In his (limited) spare time, he remodels and putters, two hobbies he says he’s “pretty good at.” His reading list skews heavily toward books on leadership. He says they’ve taught him that “you don’t need to have a title to be a leader who makes an impact.”

Morgan’s varied FBI resume includes leading a Hispanic gang task force in Los Angeles and senior roles in Baghdad, New Haven, Conn., and El Paso. He was in charge of agency-wide training when Kerlikowske tapped him for the Border Patrol post, passing over several inside candidates.

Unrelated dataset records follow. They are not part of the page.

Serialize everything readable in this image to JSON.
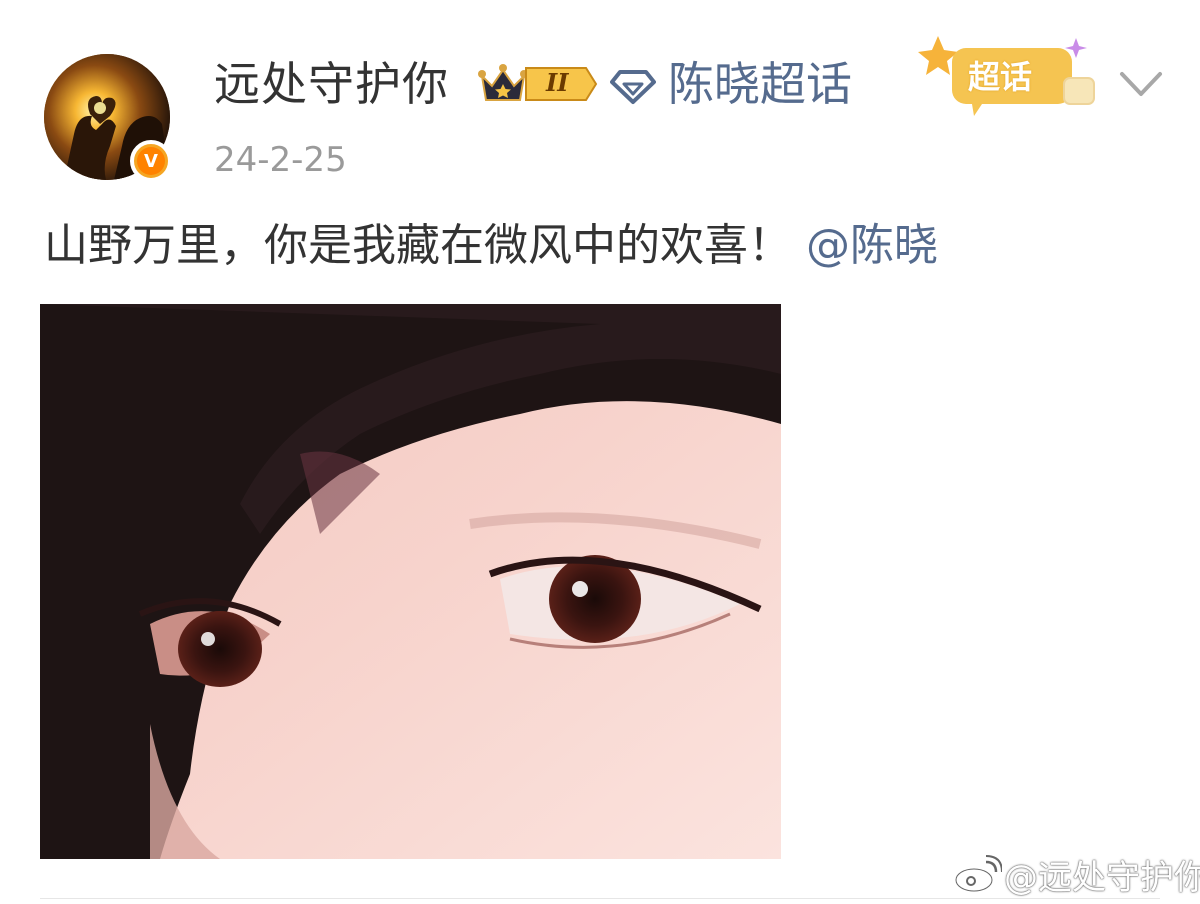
{
  "post": {
    "author": {
      "name": "远处守护你",
      "level_label": "II",
      "avatar": "avatar-heart-hands-sunset",
      "verified_icon": "v-badge-icon",
      "verified_label": "V"
    },
    "supertopic": {
      "name": "陈晓超话",
      "sticker_label": "超话",
      "icon": "diamond-icon"
    },
    "timestamp": "24-2-25",
    "text": {
      "body": "山野万里，你是我藏在微风中的欢喜！",
      "mention": "@陈晓"
    },
    "image": {
      "subject": "close-up-eyes-photo"
    },
    "watermark": {
      "icon": "weibo-icon",
      "text": "@远处守护你"
    }
  },
  "colors": {
    "username": "#333333",
    "link": "#556b8e",
    "timestamp": "#9a9a9a",
    "verified": "#ff8200",
    "sticker": "#f5c451"
  }
}
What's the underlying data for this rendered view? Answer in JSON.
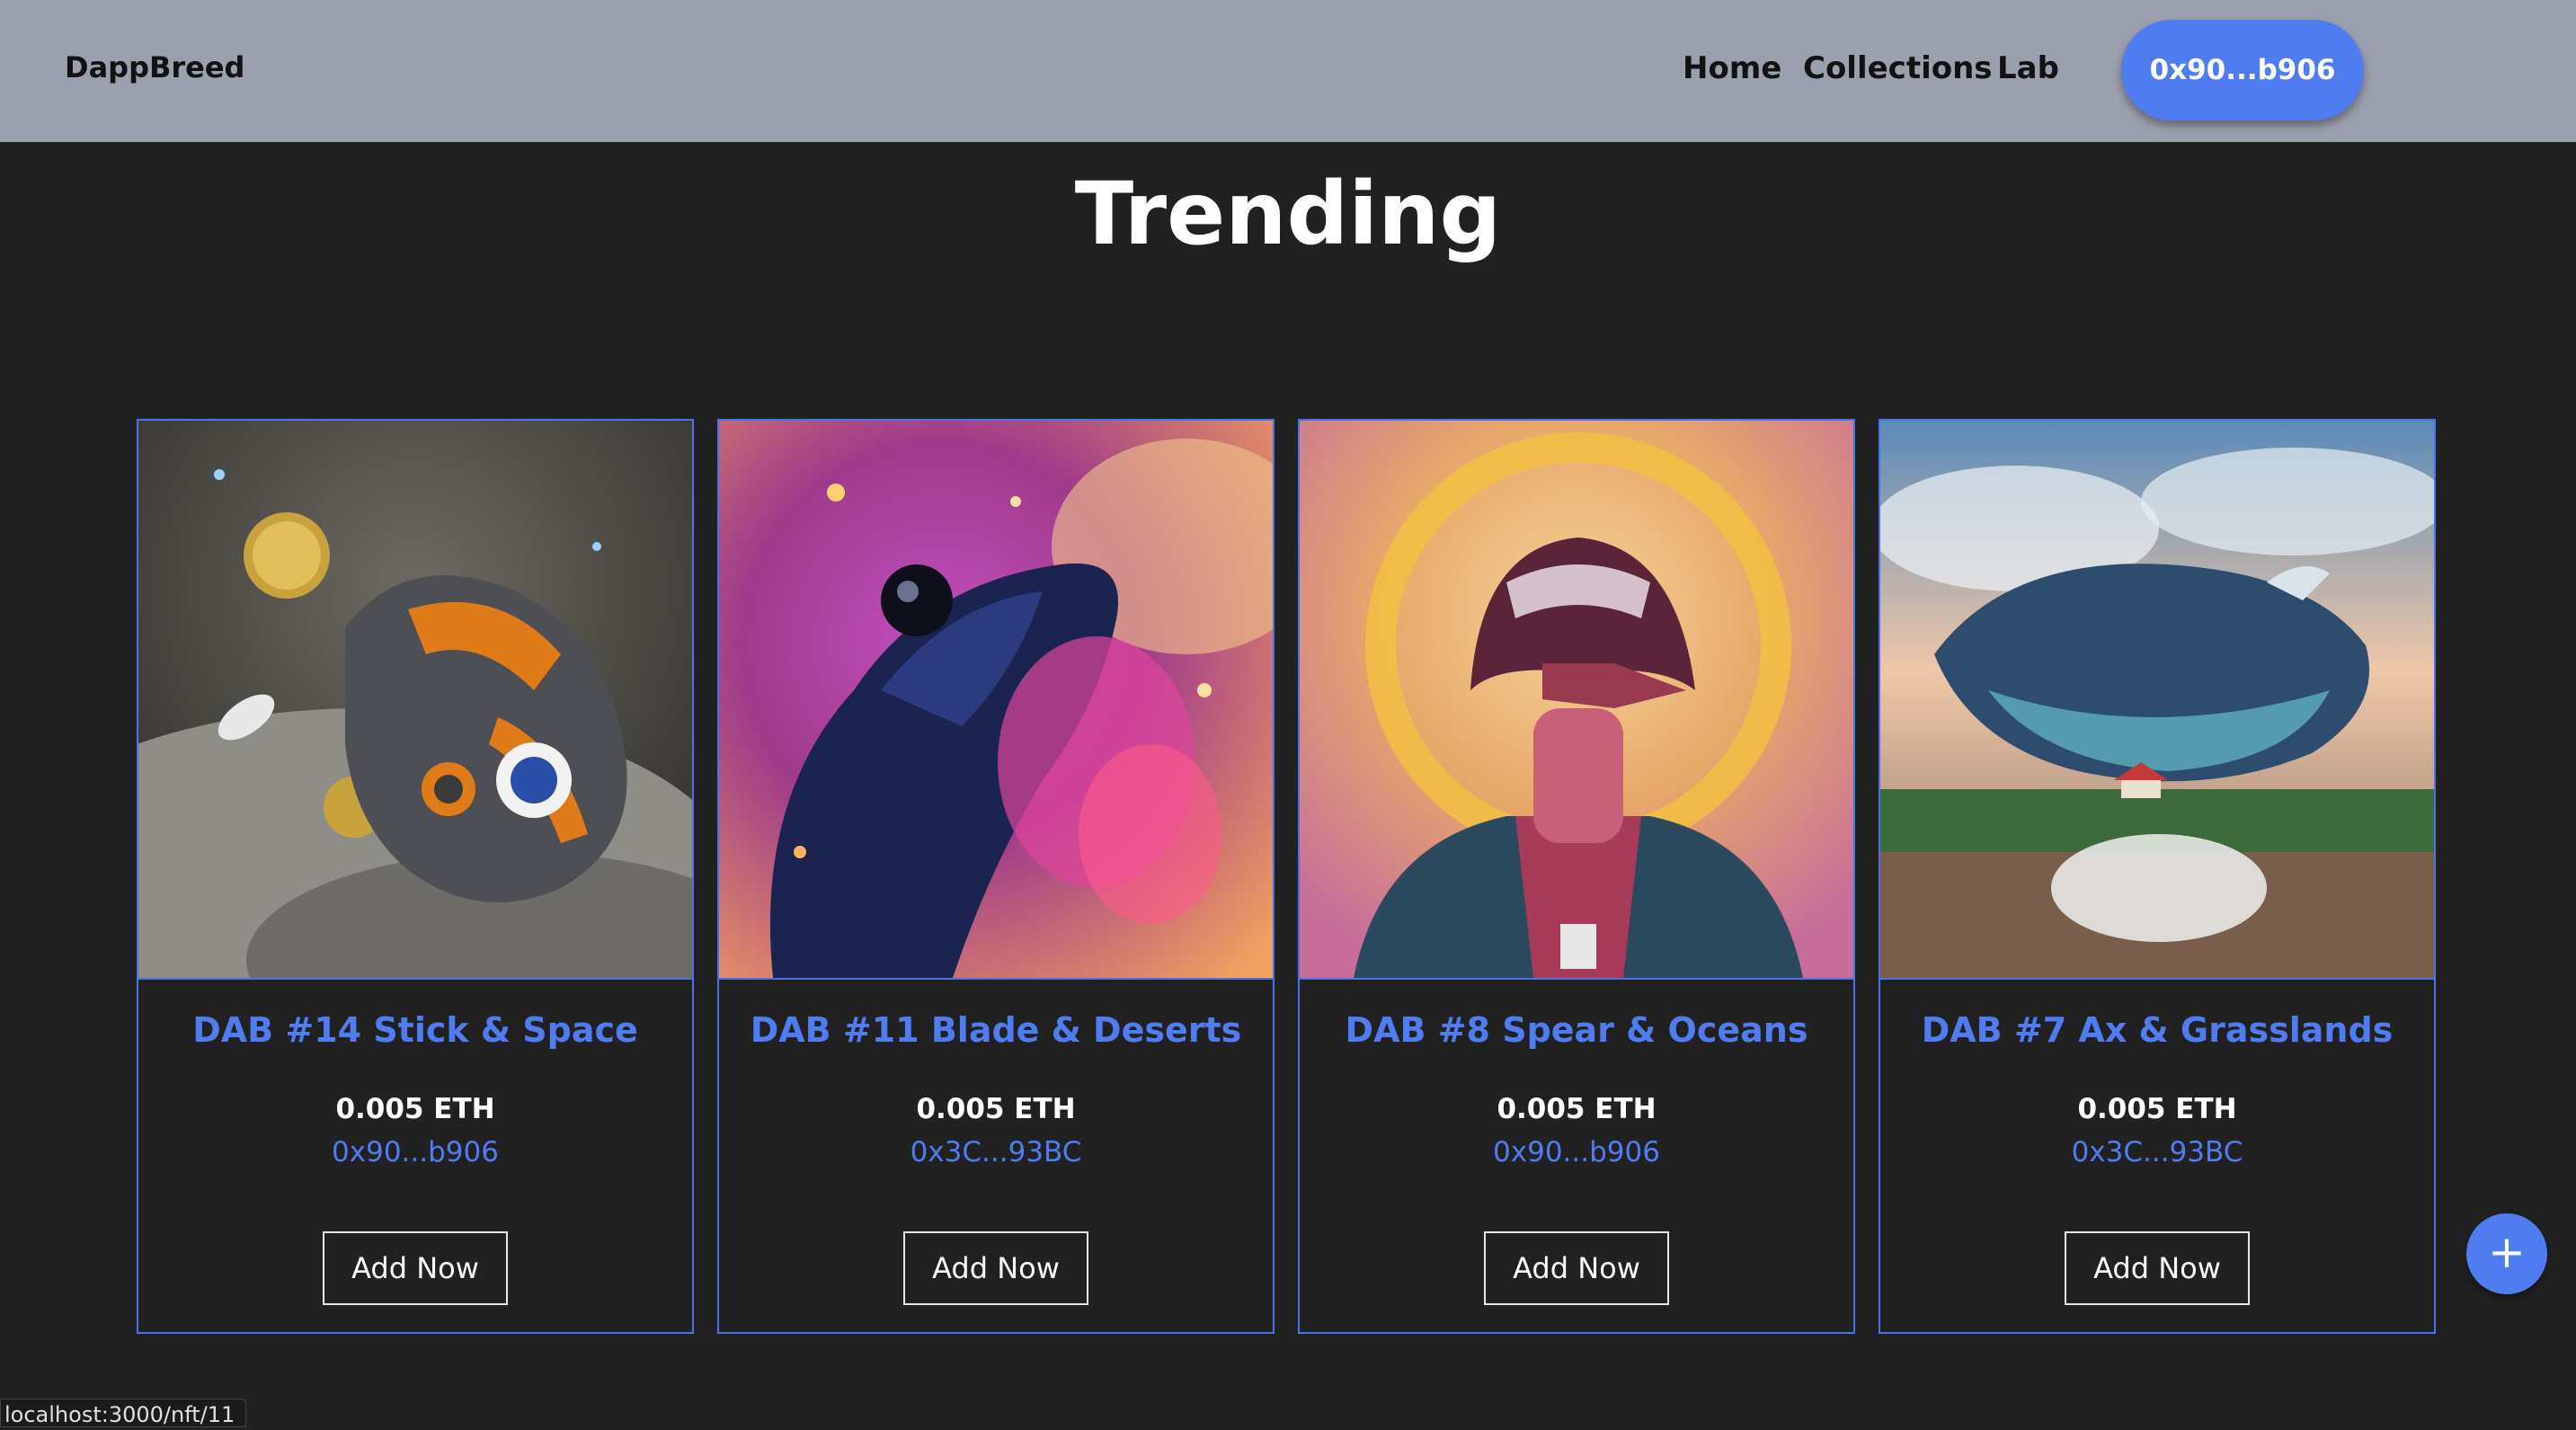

Morgan was not entirely new to border security. Two years ago, Kerlikowske brought him in to run the internal affairs office at the larger Customs and Border Protection agency after removing the longtime official in the job. That official was criticized for failing to investigate multiple allegations that Border Patrol agents had used excessive force on migrants.

An review in March by the Homeland Security Advisory Panel, an oversight board, criticized the system of discipline for abusive or corrupt Border Patrol agents as “deeply flawed.”

Morgan is credited with bringing more accountability to these cases.

His appointment was criticized by the powerful Border Patrol union, which said an outsider could never gain agents’ trust. Today union spokesman Shawn Moran says agents “understand they’re going to give the new chief a feeling-out period.”

Moran said the public has “a lot of misconceptions that the Border Patrol is a trigger-happy organization rife with corruption.”

Kerlikowske said the problems stem from a “huge amount of growth” in the force since the terror attacks of Sept. 11, 2001, along with increasingly aggressive drug cartels and smuggling operations. “Now it’s not uncommon to see people carrying guns,” he said.

Asked to describe the state of border security at a time when Trump supporters decry a massive lack of it, Morgan said, “Everybody has a different perspective on that.” Some will say, of course, that the border is not secure unless you catch everyone who tries to cross illegally.

He acknowledges that it’s very hard to know how large this group is.

“How do you measure something you’re preventing?” he asks. “We’re constantly trying to improve the way we measure this.”